Frederick Grant Gleason (born 17 December 1848 in Middletown, Connecticut - died Chicago, 6 December 1903) was an American composer, and director of the Chicago Conservatory from 1900 to 1903.

Gleason's father was a banker. Like many other well-to-do gentlemen, Gleason senior was an amateur flautist. He considered music a pleasant pastime but not a serious occupation. He wanted his son to enter the ministry - a good old New England tradition. But the son insisted on becoming a composer, and the father yielded. Gleason spent much of his early life in the neighboring city of Hartford, as a pupil of Dudley Buck, going in 1869 to Leipzig to study with Ignaz Moscheles and Hans Richter. After six years in Europe he returned to America, and in 1877 went to Chicago as a member of the faculty of the Hershey School of Music, of which Clarence Eddy (also a pupil of Buck) was the general director. Gleason was also active as a music critic. In 1897 he became president of an organization called the 'American Patriotic Musical League'. He was general director of the Chicago Conservatory from 1900 to 1903. His students included composer Elsa Swartz.
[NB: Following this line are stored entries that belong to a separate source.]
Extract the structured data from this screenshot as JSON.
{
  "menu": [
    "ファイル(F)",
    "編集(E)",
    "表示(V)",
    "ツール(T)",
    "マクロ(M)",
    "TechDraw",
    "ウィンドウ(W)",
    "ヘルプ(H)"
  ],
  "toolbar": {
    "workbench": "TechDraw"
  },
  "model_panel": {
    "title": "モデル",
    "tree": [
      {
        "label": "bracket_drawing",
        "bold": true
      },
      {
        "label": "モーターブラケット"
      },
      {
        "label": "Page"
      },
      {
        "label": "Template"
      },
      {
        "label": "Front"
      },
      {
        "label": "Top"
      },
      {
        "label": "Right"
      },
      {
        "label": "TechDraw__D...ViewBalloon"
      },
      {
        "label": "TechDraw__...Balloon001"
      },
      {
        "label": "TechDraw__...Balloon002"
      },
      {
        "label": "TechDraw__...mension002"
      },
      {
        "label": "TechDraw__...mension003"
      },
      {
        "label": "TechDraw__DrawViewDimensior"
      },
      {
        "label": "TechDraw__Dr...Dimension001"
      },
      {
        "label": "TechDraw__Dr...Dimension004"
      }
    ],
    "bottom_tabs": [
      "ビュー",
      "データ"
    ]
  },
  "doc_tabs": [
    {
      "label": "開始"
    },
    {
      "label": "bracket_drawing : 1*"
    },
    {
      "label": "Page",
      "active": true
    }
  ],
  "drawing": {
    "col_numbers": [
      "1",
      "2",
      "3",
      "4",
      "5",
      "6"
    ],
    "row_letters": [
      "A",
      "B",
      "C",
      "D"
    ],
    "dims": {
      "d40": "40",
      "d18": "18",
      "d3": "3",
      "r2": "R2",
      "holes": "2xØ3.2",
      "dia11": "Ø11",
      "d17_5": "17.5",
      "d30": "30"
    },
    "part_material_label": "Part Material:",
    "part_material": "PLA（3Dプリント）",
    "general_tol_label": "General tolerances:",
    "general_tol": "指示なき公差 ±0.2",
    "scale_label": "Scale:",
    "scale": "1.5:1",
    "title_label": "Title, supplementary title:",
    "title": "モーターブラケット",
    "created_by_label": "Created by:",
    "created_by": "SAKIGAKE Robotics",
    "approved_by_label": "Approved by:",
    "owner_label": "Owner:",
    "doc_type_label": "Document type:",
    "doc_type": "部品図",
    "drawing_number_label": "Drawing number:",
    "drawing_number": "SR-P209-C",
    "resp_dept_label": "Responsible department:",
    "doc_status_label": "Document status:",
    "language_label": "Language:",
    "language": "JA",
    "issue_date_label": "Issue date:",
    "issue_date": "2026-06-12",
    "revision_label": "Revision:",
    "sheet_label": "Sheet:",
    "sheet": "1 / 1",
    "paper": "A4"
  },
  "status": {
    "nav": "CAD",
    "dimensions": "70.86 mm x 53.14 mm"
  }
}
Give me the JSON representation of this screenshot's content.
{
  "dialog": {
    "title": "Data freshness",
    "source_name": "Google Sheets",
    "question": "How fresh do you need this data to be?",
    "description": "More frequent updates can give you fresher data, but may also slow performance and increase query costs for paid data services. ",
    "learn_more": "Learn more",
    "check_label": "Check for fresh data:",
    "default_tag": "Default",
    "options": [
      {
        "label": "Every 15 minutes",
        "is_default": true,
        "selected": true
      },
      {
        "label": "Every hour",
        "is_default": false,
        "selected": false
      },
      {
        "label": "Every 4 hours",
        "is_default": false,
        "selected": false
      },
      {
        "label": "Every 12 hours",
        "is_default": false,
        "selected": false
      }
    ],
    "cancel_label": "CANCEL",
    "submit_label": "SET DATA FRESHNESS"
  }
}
According to Philo A. Otis, Gleason "was an idealist, a dreamer, though too much of a follower to be a leader."

Gleason's compositions include: the Festival Ode (words by Harriet Monroe) sung by 500 voices with orchestra at the opening of the Auditorium Theatre, Chicago on 9 December 1889; Processional of the Holy Grail written for the Chicago World's Fair; a symphonic poem, Edris, based on a novel by Marie Corelli; the tone poem Song of Life (after a poem by Swinburne); a Piano Concerto; a cantata with orchestra, The Culprit Fay; and two operas: Otho Visconti and Montezuma. The former was produced at Chicago in 1907. He left other scores in manuscript, with instructions that they were not to be publicly performed until fifty years after his death.